Silke Burmester (born 1966 in Hamburg) is a German journalist, columnist and author.

== Life and career ==
Silke Burmester worked as an editorial assistant and production manager at Spiegel TV Thema. Together with Heike Hackbarth, she founded the fanzine planet pussy in the 1990s. She was a writer for Petra and Die Woche. At Amica, she headed the "Sex und Sünde" (Sex and Sin) section, and at Jahreszeiten Verlag she worked as a freelance chief editor.

At Die Tageszeitung, Burmester wrote for seven years a weekly media column under the persona of a "war reporter" until July 2016. For Spiegel Online she wrote the column S.P.O.N. – Helden der Gegenwart until March 2014. She has also written columns for Medium Magazin ("Burmester’s Moral Advice"), netzwerkrecherche.de, the Sächsische Zeitung, Die Zeit, Zeit-Magazin and mare.

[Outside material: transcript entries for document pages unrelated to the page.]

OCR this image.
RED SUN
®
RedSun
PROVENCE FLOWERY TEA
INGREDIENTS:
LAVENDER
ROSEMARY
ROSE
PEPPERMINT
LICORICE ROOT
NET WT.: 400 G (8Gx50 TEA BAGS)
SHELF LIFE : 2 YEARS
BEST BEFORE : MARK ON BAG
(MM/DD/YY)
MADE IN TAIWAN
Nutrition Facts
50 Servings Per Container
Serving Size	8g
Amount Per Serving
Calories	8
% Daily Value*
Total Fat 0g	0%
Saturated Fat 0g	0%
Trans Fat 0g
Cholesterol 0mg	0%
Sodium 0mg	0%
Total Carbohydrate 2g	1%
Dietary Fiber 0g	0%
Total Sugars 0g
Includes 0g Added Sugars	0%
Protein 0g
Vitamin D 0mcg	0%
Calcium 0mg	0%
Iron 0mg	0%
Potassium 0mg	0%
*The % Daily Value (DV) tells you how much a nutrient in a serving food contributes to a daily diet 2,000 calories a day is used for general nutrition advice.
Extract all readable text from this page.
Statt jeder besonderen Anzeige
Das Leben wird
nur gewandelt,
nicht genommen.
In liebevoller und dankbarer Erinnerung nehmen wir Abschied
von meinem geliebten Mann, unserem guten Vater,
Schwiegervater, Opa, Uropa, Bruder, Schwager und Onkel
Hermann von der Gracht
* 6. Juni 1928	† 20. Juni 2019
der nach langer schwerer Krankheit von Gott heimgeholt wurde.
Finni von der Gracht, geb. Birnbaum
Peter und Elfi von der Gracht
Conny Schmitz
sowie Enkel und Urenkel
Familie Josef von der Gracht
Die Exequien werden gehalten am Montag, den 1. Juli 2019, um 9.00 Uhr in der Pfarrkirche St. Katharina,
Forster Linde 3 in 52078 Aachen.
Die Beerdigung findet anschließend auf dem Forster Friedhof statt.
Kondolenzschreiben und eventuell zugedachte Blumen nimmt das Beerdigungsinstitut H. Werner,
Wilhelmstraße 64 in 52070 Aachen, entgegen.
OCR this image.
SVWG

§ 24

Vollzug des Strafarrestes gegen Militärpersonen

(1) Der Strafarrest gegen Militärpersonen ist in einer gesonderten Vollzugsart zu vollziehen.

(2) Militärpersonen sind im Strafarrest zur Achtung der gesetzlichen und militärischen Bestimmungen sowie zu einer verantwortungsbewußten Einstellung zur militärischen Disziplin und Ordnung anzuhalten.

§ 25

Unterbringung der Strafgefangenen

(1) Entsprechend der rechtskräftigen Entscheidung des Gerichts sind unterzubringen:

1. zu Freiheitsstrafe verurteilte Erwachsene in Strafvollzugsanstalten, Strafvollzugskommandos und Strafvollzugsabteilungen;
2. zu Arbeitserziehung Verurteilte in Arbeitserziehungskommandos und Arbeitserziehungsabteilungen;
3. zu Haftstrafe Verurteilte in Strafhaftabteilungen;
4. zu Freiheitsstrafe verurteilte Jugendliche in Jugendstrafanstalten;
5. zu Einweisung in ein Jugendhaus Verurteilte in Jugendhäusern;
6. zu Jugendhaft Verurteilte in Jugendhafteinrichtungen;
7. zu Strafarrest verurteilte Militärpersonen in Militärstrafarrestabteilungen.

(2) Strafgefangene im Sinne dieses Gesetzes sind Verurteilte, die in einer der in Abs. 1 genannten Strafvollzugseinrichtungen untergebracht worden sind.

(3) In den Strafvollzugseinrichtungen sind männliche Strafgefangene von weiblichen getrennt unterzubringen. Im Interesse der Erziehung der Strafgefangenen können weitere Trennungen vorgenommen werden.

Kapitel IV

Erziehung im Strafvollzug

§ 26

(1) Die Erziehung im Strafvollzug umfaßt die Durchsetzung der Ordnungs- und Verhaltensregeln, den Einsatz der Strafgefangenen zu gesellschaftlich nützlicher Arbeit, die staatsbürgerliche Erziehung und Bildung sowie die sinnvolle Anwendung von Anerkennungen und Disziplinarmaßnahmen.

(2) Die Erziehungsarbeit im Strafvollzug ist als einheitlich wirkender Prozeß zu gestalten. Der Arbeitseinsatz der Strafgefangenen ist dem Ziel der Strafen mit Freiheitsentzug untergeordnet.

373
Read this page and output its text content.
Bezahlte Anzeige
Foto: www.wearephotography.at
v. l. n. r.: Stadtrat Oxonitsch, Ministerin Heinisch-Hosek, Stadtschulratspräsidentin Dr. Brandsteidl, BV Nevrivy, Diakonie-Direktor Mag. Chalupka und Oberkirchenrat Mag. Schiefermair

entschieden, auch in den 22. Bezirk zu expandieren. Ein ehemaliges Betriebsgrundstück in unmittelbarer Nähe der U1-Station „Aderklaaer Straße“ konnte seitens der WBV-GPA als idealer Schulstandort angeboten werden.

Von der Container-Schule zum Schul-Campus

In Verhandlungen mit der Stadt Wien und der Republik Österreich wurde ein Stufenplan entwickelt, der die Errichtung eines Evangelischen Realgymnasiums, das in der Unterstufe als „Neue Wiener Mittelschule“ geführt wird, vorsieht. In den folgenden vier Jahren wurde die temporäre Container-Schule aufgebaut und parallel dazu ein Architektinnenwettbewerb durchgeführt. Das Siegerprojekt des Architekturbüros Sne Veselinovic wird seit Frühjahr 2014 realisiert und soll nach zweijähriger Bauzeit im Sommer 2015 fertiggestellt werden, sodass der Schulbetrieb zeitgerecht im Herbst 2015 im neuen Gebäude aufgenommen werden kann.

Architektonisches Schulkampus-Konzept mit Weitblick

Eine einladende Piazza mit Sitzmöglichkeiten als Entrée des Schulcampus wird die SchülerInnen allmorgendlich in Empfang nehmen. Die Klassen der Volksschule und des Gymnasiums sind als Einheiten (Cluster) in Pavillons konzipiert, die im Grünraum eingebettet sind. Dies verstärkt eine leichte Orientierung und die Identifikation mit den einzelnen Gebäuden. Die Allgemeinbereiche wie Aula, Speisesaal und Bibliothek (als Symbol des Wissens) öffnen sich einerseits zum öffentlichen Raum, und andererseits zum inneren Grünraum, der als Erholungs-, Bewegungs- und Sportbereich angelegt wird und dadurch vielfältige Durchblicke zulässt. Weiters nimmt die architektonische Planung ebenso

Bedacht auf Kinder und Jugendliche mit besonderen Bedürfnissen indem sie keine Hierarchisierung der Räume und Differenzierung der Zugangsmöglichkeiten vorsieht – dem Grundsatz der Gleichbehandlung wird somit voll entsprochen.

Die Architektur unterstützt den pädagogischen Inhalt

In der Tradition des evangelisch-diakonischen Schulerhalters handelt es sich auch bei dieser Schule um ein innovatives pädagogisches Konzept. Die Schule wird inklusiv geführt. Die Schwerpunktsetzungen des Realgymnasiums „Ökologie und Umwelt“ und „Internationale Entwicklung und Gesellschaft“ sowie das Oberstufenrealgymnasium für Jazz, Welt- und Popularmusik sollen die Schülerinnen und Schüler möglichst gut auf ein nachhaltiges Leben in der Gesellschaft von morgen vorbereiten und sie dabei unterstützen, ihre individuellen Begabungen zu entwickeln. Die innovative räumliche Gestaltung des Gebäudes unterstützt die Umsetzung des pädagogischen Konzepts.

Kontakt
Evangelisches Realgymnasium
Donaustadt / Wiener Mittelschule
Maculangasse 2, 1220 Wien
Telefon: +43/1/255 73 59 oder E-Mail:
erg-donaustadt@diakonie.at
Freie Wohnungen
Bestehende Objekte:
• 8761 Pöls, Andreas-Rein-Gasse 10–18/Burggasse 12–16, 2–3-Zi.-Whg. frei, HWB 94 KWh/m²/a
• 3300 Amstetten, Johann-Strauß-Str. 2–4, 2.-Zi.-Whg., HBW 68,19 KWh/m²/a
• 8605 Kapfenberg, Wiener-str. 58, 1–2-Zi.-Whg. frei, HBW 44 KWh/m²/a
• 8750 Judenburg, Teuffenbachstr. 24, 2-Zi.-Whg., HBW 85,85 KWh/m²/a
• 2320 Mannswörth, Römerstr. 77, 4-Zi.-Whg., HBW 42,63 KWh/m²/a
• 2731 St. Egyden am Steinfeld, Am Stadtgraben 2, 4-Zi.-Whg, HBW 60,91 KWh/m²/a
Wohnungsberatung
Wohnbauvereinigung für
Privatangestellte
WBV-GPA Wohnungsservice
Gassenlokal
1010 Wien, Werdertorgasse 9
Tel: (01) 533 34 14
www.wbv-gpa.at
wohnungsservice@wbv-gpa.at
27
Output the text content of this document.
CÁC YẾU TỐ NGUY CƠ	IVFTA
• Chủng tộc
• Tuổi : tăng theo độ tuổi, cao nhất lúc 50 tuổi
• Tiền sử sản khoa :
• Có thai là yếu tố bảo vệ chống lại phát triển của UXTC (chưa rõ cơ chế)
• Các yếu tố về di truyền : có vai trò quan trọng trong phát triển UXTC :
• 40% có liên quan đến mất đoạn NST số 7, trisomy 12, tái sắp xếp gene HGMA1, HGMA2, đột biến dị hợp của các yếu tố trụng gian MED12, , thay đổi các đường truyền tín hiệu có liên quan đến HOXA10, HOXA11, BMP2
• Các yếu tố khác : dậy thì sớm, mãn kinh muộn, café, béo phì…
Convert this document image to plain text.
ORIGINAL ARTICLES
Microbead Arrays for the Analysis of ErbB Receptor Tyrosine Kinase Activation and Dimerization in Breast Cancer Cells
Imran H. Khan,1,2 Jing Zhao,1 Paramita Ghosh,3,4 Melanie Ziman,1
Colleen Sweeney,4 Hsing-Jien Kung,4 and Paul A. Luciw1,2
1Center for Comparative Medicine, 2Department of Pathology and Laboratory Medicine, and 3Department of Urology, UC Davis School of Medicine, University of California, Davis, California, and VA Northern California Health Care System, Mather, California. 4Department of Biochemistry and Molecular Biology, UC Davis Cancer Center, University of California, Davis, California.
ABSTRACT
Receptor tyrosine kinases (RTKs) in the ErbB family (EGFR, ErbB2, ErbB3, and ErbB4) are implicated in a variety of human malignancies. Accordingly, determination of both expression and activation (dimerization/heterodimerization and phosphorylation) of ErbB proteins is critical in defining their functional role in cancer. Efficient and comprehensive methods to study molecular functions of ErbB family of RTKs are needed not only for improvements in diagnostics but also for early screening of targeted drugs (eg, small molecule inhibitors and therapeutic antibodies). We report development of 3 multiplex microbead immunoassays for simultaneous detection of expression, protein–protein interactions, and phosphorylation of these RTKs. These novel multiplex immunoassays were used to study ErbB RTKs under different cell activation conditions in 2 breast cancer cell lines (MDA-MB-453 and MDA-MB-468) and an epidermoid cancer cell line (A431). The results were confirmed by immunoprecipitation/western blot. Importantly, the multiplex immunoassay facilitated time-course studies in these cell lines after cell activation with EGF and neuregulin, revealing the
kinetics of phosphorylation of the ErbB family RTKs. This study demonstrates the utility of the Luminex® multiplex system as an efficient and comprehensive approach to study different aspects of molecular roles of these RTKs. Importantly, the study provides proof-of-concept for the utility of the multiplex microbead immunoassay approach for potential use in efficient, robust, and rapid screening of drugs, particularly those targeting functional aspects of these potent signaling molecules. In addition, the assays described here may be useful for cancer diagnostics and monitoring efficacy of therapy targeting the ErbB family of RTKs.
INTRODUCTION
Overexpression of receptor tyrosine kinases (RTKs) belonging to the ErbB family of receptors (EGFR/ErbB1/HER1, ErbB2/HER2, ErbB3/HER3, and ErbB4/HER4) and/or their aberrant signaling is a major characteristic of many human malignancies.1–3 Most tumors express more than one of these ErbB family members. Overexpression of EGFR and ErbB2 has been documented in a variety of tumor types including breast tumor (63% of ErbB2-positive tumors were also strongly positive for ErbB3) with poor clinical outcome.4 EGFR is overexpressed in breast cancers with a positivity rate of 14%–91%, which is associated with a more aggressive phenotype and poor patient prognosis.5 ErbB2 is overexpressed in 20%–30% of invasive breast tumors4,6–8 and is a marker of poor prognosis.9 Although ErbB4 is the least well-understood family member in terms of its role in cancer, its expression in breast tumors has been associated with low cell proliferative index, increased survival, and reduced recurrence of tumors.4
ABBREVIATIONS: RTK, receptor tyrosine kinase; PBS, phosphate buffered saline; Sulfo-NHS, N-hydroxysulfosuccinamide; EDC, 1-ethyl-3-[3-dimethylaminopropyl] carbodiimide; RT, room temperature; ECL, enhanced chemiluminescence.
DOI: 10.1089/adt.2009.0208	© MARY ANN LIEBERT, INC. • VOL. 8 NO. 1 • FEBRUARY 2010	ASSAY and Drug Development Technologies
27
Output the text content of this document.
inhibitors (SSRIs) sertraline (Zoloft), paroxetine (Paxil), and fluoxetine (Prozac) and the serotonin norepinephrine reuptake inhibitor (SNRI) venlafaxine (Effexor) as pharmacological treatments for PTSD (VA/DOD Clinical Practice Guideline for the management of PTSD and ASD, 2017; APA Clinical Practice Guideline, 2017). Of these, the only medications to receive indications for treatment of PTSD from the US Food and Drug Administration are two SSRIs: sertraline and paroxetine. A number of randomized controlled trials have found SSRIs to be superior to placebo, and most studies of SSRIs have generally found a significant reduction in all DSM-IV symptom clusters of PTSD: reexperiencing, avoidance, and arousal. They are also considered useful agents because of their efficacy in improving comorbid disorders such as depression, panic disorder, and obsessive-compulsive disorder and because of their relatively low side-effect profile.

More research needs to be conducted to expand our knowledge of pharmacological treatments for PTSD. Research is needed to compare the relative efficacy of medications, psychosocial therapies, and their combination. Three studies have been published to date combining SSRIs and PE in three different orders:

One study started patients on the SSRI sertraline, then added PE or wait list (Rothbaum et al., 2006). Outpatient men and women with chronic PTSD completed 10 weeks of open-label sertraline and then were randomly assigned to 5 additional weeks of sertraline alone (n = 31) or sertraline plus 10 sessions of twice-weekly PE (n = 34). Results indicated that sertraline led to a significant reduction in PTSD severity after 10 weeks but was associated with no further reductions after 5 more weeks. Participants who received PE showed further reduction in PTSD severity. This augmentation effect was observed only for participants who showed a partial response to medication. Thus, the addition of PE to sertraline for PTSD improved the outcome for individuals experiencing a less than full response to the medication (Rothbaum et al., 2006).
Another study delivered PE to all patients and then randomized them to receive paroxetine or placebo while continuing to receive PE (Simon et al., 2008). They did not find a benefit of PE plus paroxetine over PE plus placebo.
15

In February 2008 taz published Burmester's multi-part satirical column The Secret Diary of Carla Bruni, which was published as a book later that year. The book was also discussed in the French and Italian press and translated into Romanian and Estonian. The audiobook version, read by Esther Schweins, was listed in February 2009 on the hr2-kultur best audiobooks chart.

In 2012 her book Beruhigt Euch! (Calm down!) was published, described as a "pamphlet against media hysteria". In 2016 she published Mutterblues – Mein Kind wird erwachsen, und was werde ich?, about the challenges faced by mothers when children grow up.

Burmester teaches creative writing at the Academy for Journalism in Hamburg, for SWR and at the Henri Nannen School. She advocates for freelance journalism and is a member of ProQuote, Freischreiber, the dju, the PEN Centre Germany and is a founding member of PEN Berlin.

In October 2020 she launched the online magazine Palais F*luxx, aimed at women aged 47 and above.

== Awards ==
In 2010, Burmester was awarded third place by Medium Magazin in the Journalist of the Year award in the "Culture" category, and in 2011 and 2012 she won second place in the "Entertainment" category for her humorous and biting texts.

In 2017, she received the Bert-Donnepp-Preis for media journalism.

In 2023 she and Gesine Cukrowski received the Honorary Prize Inspiration of the German Actors' Award for their campaign Let's Change The Picture.

== Jury member ==
In 2011 Burmester was on the jury of the Grimme-Preis in the "Entertainment" category, in 2012 in the "Fiction" category, and she was also a jury member for the German Radio Prize in 2011. In 2014 she was on the jury of the Prix Pantheon.

== Publications ==

- Das geheime Tagebuch der Carla Bruni. Kiepenheuer & Witsch, Cologne 2008, ISBN 978-3-462-04066-1.
- Beruhigt Euch! Kiepenheuer & Witsch, Cologne 2012, ISBN 978-3-462-04434-8; ISBN 978-3-462-30571-5 (e-book).
- Mutterblues. Kiepenheuer & Witsch, Cologne 2016, ISBN 978-3-462-04952-7.